A worker with Balfour Beatty fixes a set of blinds in on-post housing. Fort Jackson leaders are serious about improving housing for the post's Families and Soldiers living in the barracks. Jennifer Ray and Hideki Tsuboi, at part of a DPW team that fixes work orders for Fort Jackson's Single Soldier Complex. (Photo by Mr. Ron Lester)
By Alexandra Shea
Fort Jackson Leader
“Our job is to do small projects before they become bigger projects,” said Hideki Tsuboi. “We nip it in the bud.”
Tsuboi is half of a powerhouse duo who have reduced the wait time for repairs in the Fort Jackson Single Soldier Complex. Jennifer Ray is the other half of the team; both are preventative maintenance team members for the Operations and Maintenance Division of the Directorate of Public Works.
“When we first started, the backlog was pages long,” Ray said.
Tsuboi and Ray, who both began working for DPW around August 2018, were faced with many uncompleted barracks work orders. The two quickly established and implemented a plan of action.
A weekly schedule was set up for each of the barracks building and the two met face-to-face with each building’s barracks manager. The manager, a Soldier in charge of collecting and reporting maintenance and repair issues, works one day a week with the team to ensure they were provided access to the areas needing repair and a status of the work being done.
“We set the schedule up and the backlog has gone from eight pages plus to a minimal number in the queue,” Ray said.
The duo also go beyond the reported repairs to help ensure the queue number remains small, making the work order wait time short.
“We fix everything in the room while we are there,” Ray explained. “They (the Soldiers) are so focused on one issue they miss other issues in the room.”

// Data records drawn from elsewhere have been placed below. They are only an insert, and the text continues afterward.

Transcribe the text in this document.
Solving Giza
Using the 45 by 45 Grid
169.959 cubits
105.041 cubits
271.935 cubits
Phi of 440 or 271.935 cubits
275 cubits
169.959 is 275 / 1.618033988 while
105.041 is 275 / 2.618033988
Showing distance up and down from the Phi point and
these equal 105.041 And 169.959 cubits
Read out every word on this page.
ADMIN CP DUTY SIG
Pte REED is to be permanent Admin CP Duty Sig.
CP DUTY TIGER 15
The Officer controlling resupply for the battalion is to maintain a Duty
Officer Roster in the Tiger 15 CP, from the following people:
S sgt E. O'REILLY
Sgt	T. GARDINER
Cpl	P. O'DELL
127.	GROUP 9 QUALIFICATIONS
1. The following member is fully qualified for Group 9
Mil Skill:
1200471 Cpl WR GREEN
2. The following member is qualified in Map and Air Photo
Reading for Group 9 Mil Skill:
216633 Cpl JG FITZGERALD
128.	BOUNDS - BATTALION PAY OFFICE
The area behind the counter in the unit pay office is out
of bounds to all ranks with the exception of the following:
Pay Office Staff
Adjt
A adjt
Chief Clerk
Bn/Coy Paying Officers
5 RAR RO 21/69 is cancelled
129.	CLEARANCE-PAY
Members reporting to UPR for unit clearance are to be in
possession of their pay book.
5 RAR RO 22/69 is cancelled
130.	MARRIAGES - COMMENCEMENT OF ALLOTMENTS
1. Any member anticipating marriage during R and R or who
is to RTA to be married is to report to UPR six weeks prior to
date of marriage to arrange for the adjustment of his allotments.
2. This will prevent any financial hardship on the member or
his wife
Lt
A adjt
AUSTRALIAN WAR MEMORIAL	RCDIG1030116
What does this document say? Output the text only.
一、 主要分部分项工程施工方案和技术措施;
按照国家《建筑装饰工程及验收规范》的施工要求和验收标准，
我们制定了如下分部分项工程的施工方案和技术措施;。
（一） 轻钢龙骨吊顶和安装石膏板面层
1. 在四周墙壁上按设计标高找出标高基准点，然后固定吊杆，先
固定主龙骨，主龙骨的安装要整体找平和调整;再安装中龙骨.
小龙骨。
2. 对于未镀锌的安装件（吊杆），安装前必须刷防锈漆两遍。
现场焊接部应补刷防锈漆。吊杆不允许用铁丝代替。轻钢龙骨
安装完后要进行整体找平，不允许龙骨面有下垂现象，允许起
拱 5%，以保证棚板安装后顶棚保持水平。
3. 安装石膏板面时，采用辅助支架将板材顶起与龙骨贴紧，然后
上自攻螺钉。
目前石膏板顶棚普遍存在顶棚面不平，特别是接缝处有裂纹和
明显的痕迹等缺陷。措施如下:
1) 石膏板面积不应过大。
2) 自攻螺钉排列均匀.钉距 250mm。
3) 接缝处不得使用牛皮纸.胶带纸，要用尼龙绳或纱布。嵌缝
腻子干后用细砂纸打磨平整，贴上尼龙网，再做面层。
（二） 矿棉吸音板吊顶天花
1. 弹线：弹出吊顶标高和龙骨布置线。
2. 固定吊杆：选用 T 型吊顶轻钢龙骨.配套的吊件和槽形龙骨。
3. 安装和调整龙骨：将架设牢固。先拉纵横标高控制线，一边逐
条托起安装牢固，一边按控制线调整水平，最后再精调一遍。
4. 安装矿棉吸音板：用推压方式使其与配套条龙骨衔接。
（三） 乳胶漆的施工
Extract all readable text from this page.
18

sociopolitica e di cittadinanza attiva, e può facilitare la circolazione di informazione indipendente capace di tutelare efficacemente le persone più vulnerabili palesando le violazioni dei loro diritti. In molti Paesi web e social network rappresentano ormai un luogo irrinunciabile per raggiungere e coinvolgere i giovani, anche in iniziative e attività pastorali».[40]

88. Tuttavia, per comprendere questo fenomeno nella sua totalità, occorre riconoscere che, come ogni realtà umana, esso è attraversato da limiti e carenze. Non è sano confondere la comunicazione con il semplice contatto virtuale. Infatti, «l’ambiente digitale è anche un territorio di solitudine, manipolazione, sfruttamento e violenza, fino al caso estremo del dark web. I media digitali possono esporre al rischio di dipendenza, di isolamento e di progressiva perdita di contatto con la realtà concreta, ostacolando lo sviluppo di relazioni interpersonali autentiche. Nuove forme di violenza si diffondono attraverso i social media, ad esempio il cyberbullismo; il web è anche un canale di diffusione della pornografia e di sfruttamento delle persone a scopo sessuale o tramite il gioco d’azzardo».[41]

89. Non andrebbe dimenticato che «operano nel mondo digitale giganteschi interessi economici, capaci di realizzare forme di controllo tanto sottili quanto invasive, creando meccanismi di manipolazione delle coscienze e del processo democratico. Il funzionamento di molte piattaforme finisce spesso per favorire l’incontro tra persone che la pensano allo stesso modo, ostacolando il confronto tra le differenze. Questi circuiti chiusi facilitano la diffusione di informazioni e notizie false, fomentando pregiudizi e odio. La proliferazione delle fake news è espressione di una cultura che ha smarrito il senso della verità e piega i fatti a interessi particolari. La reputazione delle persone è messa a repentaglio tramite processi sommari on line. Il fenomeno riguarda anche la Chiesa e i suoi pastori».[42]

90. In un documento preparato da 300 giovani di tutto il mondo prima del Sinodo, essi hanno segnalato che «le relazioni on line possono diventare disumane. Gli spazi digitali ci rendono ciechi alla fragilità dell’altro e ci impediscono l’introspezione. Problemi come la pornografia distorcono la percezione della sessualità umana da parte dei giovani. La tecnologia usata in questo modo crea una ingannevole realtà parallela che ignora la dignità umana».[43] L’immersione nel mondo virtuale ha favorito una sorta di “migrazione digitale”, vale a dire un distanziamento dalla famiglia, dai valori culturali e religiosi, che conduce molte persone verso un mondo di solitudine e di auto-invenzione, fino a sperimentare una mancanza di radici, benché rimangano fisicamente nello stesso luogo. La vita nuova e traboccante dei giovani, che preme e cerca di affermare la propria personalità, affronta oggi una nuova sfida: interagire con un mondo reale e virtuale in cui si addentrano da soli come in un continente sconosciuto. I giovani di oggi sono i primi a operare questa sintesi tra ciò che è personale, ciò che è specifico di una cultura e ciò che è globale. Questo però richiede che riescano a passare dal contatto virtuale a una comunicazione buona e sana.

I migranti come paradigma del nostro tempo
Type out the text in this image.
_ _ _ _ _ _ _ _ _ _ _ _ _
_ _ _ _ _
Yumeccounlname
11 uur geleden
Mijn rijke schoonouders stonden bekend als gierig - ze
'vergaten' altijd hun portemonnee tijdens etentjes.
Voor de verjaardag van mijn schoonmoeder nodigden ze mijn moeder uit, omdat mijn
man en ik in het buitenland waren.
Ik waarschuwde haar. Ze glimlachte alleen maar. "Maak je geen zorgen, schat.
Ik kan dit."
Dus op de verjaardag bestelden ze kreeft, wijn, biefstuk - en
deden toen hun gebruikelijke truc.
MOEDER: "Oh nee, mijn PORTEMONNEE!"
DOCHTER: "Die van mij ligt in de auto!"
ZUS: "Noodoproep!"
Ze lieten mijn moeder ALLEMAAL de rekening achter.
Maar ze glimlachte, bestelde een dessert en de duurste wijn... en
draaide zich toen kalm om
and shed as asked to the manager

“They will do an inspection and they will call in an item to be repaired,” Tsuboi said. “We find more and we can fix all of them while we are there.”
The duo also provide small conveniences that have a large impact on the Soldiers living within the units.
“We swap out so many refrigerator doors,” Ray said. “In the shared kitchen area the refrigerator doors are on wrong so if one person is gone and they have locked their door, the roommate can’t open the refrigerator.”
While the doors were not installed wrong, they often come preassembled with the door opening to the left. Tsuboi and Ray often switch the direction the door opens to help alleviate the frustrations of not having access to cold food and drinks when a roommate’s door is closed and locked.
Tsuboi and Ray have also listened to the desires of Soldiers living in the complex. The duo are currently working to trade out all the lighting within the complex. As old incandescent bulb lighting systems are fixed, they are replaced with LED lighting. This helps ensure Soldiers not only are able to navigate their way to their rooms at night, but also creates a safer environment.
“It’s like the sun out there with LEDs now,” Ray said.
Tsuboi added, “if we can fix it, we will.”
For those living in the Single Soldier Complex and in need of repairs or maintenance are encourage to contact their barracks manager.
“It’s quick and we are always here for them” Ray said.